New Zealand community leader (1921–1995)

Dorothy Pauline McNab (née Lamason; 8 December 1921 - 8 August 1995) was a New Zealand women’s military administrator, political organiser and community leader.

== Early life ==
McNab was born Dorothy Pauline Lamason was born in Napier, New Zealand, on 8 December 1921. After her father died, she left Napier Girls' High School early and became an administrator. She joined the New Zealand Women’s Army Auxiliary Corps (WAAC) clerical division in 1942 and went overseas as part of the Second New Zealand Expeditionary Force in Egypt and Italy.

She married Tom McNab in 1947, and the couple went on to have two sons.

== Political and professional life ==
McNab joined the New Zealand National Party in 1950, and in 1966 she became a Dominion councillor for Balclutha.
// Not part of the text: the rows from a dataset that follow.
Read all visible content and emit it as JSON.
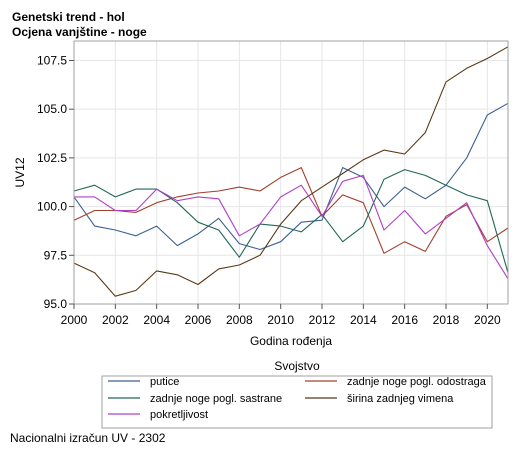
{
  "header": {
    "title": "Genetski trend - hol",
    "subtitle": "Ocjena vanjštine - noge"
  },
  "footer": {
    "note": "Nacionalni izračun UV - 2302"
  },
  "chart_data": {
    "type": "line",
    "xlabel": "Godina rođenja",
    "ylabel": "UV12",
    "xlim": [
      2000,
      2021
    ],
    "ylim": [
      95.0,
      108.5
    ],
    "x_ticks": [
      2000,
      2002,
      2004,
      2006,
      2008,
      2010,
      2012,
      2014,
      2016,
      2018,
      2020
    ],
    "y_ticks": [
      95.0,
      97.5,
      100.0,
      102.5,
      105.0,
      107.5
    ],
    "y_tick_labels": [
      "95.0",
      "97.5",
      "100.0",
      "102.5",
      "105.0",
      "107.5"
    ],
    "grid": true,
    "legend_title": "Svojstvo",
    "legend_position": "bottom",
    "x": [
      2000,
      2001,
      2002,
      2003,
      2004,
      2005,
      2006,
      2007,
      2008,
      2009,
      2010,
      2011,
      2012,
      2013,
      2014,
      2015,
      2016,
      2017,
      2018,
      2019,
      2020,
      2021
    ],
    "series": [
      {
        "name": "putice",
        "color": "#3a6090",
        "values": [
          100.5,
          99.0,
          98.8,
          98.5,
          99.0,
          98.0,
          98.6,
          99.4,
          98.1,
          97.8,
          98.2,
          99.2,
          99.3,
          102.0,
          101.5,
          100.0,
          101.0,
          100.4,
          101.1,
          102.5,
          104.7,
          105.3
        ]
      },
      {
        "name": "zadnje noge pogl. odostraga",
        "color": "#a0402a",
        "values": [
          99.3,
          99.8,
          99.8,
          99.7,
          100.2,
          100.5,
          100.7,
          100.8,
          101.0,
          100.8,
          101.5,
          102.0,
          99.5,
          100.6,
          100.2,
          97.6,
          98.2,
          97.7,
          99.5,
          100.1,
          98.2,
          98.9
        ]
      },
      {
        "name": "zadnje noge pogl. sastrane",
        "color": "#206858",
        "values": [
          100.8,
          101.1,
          100.5,
          100.9,
          100.9,
          100.2,
          99.2,
          98.8,
          97.4,
          99.1,
          99.0,
          98.7,
          99.6,
          98.2,
          99.0,
          101.4,
          101.9,
          101.6,
          101.1,
          100.6,
          100.3,
          96.6
        ]
      },
      {
        "name": "širina zadnjeg vimena",
        "color": "#5a3a18",
        "values": [
          97.1,
          96.6,
          95.4,
          95.7,
          96.7,
          96.5,
          96.0,
          96.8,
          97.0,
          97.5,
          99.1,
          100.3,
          101.0,
          101.7,
          102.4,
          102.9,
          102.7,
          103.8,
          106.4,
          107.1,
          107.6,
          108.2
        ]
      },
      {
        "name": "pokretljivost",
        "color": "#b040c8",
        "values": [
          100.5,
          100.5,
          99.8,
          99.8,
          100.9,
          100.3,
          100.5,
          100.4,
          98.5,
          99.1,
          100.5,
          101.1,
          99.5,
          101.3,
          101.6,
          98.8,
          99.8,
          98.6,
          99.4,
          100.2,
          98.0,
          96.3
        ]
      }
    ]
  }
}
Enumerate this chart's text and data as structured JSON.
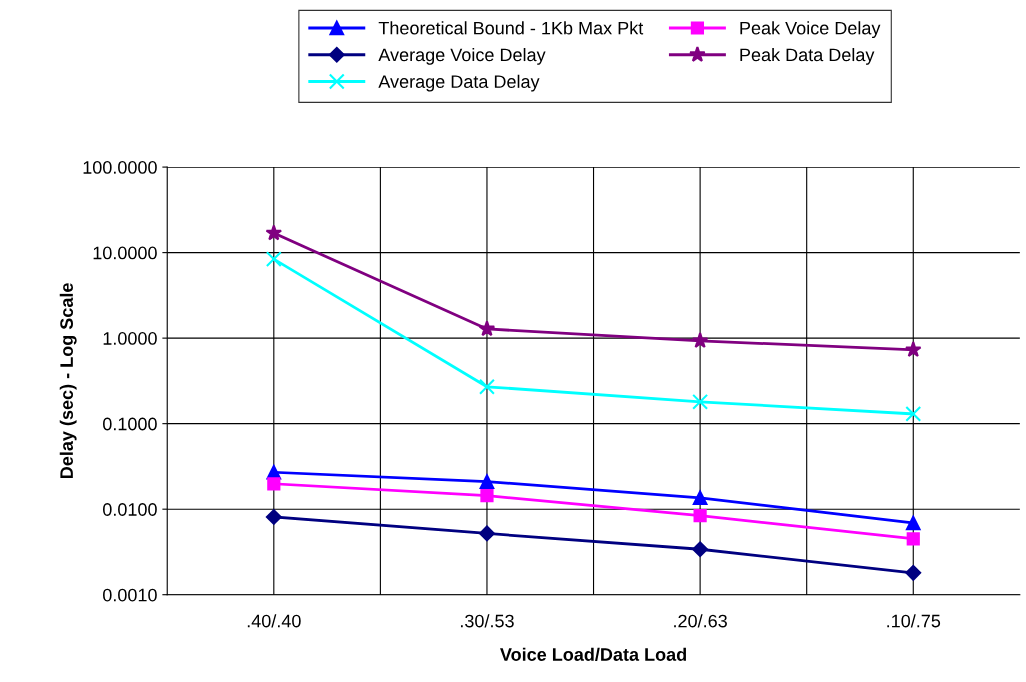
{
  "chart_data": {
    "type": "line",
    "xlabel": "Voice Load/Data Load",
    "ylabel": "Delay (sec) - Log Scale",
    "categories": [
      ".40/.40",
      ".30/.53",
      ".20/.63",
      ".10/.75"
    ],
    "series": [
      {
        "name": "Theoretical Bound - 1Kb Max Pkt",
        "color": "#0000ff",
        "marker": "triangle",
        "values": [
          0.027,
          0.021,
          0.0136,
          0.0069
        ]
      },
      {
        "name": "Peak Voice Delay",
        "color": "#ff00ff",
        "marker": "square",
        "values": [
          0.0198,
          0.0144,
          0.0084,
          0.0045
        ]
      },
      {
        "name": "Average Voice Delay",
        "color": "#000080",
        "marker": "diamond",
        "values": [
          0.0081,
          0.0052,
          0.0034,
          0.0018
        ]
      },
      {
        "name": "Peak Data Delay",
        "color": "#800080",
        "marker": "star",
        "values": [
          16.9,
          1.28,
          0.93,
          0.73
        ]
      },
      {
        "name": "Average Data Delay",
        "color": "#00ffff",
        "marker": "cross",
        "values": [
          8.4,
          0.27,
          0.18,
          0.13
        ]
      }
    ],
    "log": "y",
    "ylim": [
      0.001,
      100
    ],
    "yticks": [
      {
        "value": 0.001,
        "label": "0.0010"
      },
      {
        "value": 0.01,
        "label": "0.0100"
      },
      {
        "value": 0.1,
        "label": "0.1000"
      },
      {
        "value": 1,
        "label": "1.0000"
      },
      {
        "value": 10,
        "label": "10.0000"
      },
      {
        "value": 100,
        "label": "100.0000"
      }
    ],
    "grid": true,
    "legend": "top"
  }
}
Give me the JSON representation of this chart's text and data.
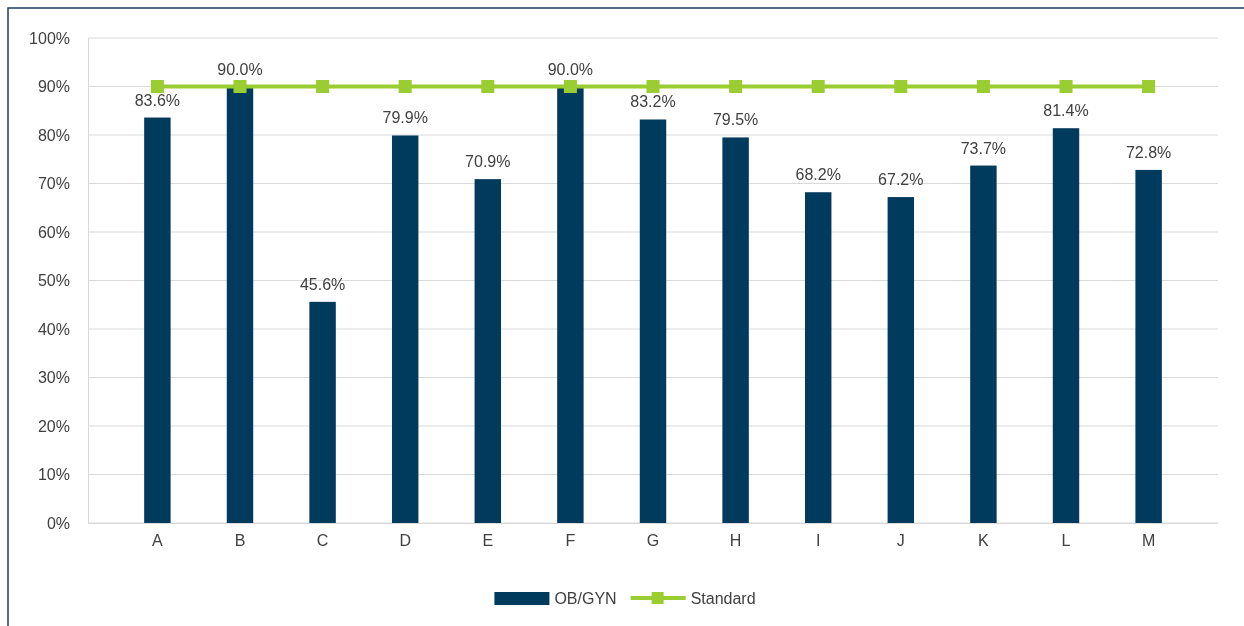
{
  "chart_data": {
    "type": "bar",
    "categories": [
      "A",
      "B",
      "C",
      "D",
      "E",
      "F",
      "G",
      "H",
      "I",
      "J",
      "K",
      "L",
      "M"
    ],
    "series": [
      {
        "name": "OB/GYN",
        "color": "#003a5d",
        "values": [
          83.6,
          90.0,
          45.6,
          79.9,
          70.9,
          90.0,
          83.2,
          79.5,
          68.2,
          67.2,
          73.7,
          81.4,
          72.8
        ],
        "value_labels": [
          "83.6%",
          "90.0%",
          "45.6%",
          "79.9%",
          "70.9%",
          "90.0%",
          "83.2%",
          "79.5%",
          "68.2%",
          "67.2%",
          "73.7%",
          "81.4%",
          "72.8%"
        ]
      },
      {
        "name": "Standard",
        "type": "line",
        "color": "#9acd32",
        "marker": "square",
        "values": [
          90,
          90,
          90,
          90,
          90,
          90,
          90,
          90,
          90,
          90,
          90,
          90,
          90
        ]
      }
    ],
    "ylim": [
      0,
      100
    ],
    "yticks": [
      {
        "value": 0,
        "label": "0%"
      },
      {
        "value": 10,
        "label": "10%"
      },
      {
        "value": 20,
        "label": "20%"
      },
      {
        "value": 30,
        "label": "30%"
      },
      {
        "value": 40,
        "label": "40%"
      },
      {
        "value": 50,
        "label": "50%"
      },
      {
        "value": 60,
        "label": "60%"
      },
      {
        "value": 70,
        "label": "70%"
      },
      {
        "value": 80,
        "label": "80%"
      },
      {
        "value": 90,
        "label": "90%"
      },
      {
        "value": 100,
        "label": "100%"
      }
    ],
    "grid": "y",
    "legend": "bottom"
  }
}
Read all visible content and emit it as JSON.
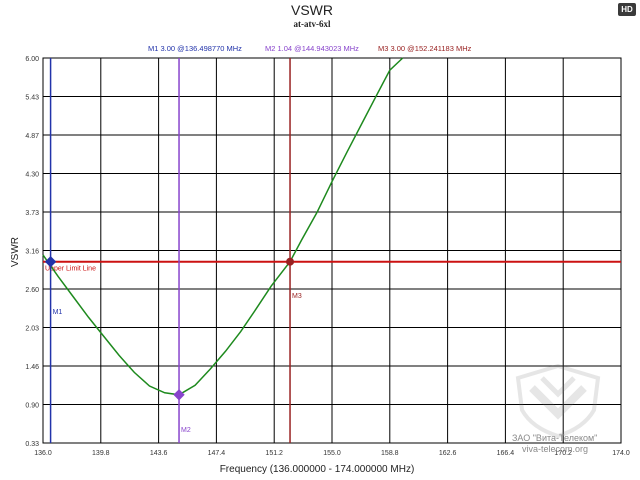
{
  "badge": "HD",
  "watermark": {
    "line1": "ЗАО \"Вита-Телеком\"",
    "line2": "viva-telecom.org"
  },
  "chart_data": {
    "type": "line",
    "title": "VSWR",
    "subtitle": "at-atv-6xl",
    "xlabel": "Frequency (136.000000 - 174.000000 MHz)",
    "ylabel": "VSWR",
    "xlim": [
      136.0,
      174.0
    ],
    "ylim": [
      0.33,
      6.0
    ],
    "xticks": [
      "136.0",
      "139.8",
      "143.6",
      "147.4",
      "151.2",
      "155.0",
      "158.8",
      "162.6",
      "166.4",
      "170.2",
      "174.0"
    ],
    "yticks": [
      "0.33",
      "0.90",
      "1.46",
      "2.03",
      "2.60",
      "3.16",
      "3.73",
      "4.30",
      "4.87",
      "5.43",
      "6.00"
    ],
    "grid": true,
    "series": [
      {
        "color": "#1e8a1e",
        "x": [
          136.0,
          137.0,
          138.0,
          139.0,
          140.0,
          141.0,
          142.0,
          143.0,
          144.0,
          144.94,
          146.0,
          147.0,
          148.0,
          149.0,
          150.0,
          151.0,
          152.24,
          153.0,
          154.0,
          155.0,
          156.0,
          157.0,
          158.0,
          158.8,
          159.65
        ],
        "y": [
          3.1,
          2.78,
          2.48,
          2.18,
          1.9,
          1.62,
          1.37,
          1.17,
          1.07,
          1.04,
          1.18,
          1.42,
          1.68,
          1.97,
          2.3,
          2.64,
          3.0,
          3.32,
          3.72,
          4.18,
          4.62,
          5.05,
          5.48,
          5.82,
          6.0
        ]
      }
    ],
    "limit_line": {
      "label": "Upper Limit Line",
      "value": 3.0,
      "color": "#cc1111"
    },
    "markers": [
      {
        "name": "M1",
        "x": 136.49877,
        "y": 3.0,
        "color": "#2233aa",
        "readout": "M1   3.00 @136.498770 MHz"
      },
      {
        "name": "M2",
        "x": 144.943023,
        "y": 1.04,
        "color": "#8844cc",
        "readout": "M2   1.04 @144.943023 MHz"
      },
      {
        "name": "M3",
        "x": 152.241183,
        "y": 3.0,
        "color": "#992222",
        "readout": "M3   3.00 @152.241183 MHz"
      }
    ]
  }
}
She provided advice to politicians including Prime Minister Keith Holyoake. In 1976, she was the first woman to chair a division and become a vice president of the National Party.

During the 1970s and 1980s, McNab served as a board member on the New Zealand Broadcasting Corporation, chair of the New Zealand Listener and the New Zealand Lottery Board.

==Honours and awards==
In the 1979 Queen's Birthday Honours, McNab was appointed an Officer of the Order of the British Empire, for services to the community. She was awarded the Queen Elizabeth II Silver Jubilee Medal in 1977, and the New Zealand Suffrage Centennial Medal in 1993.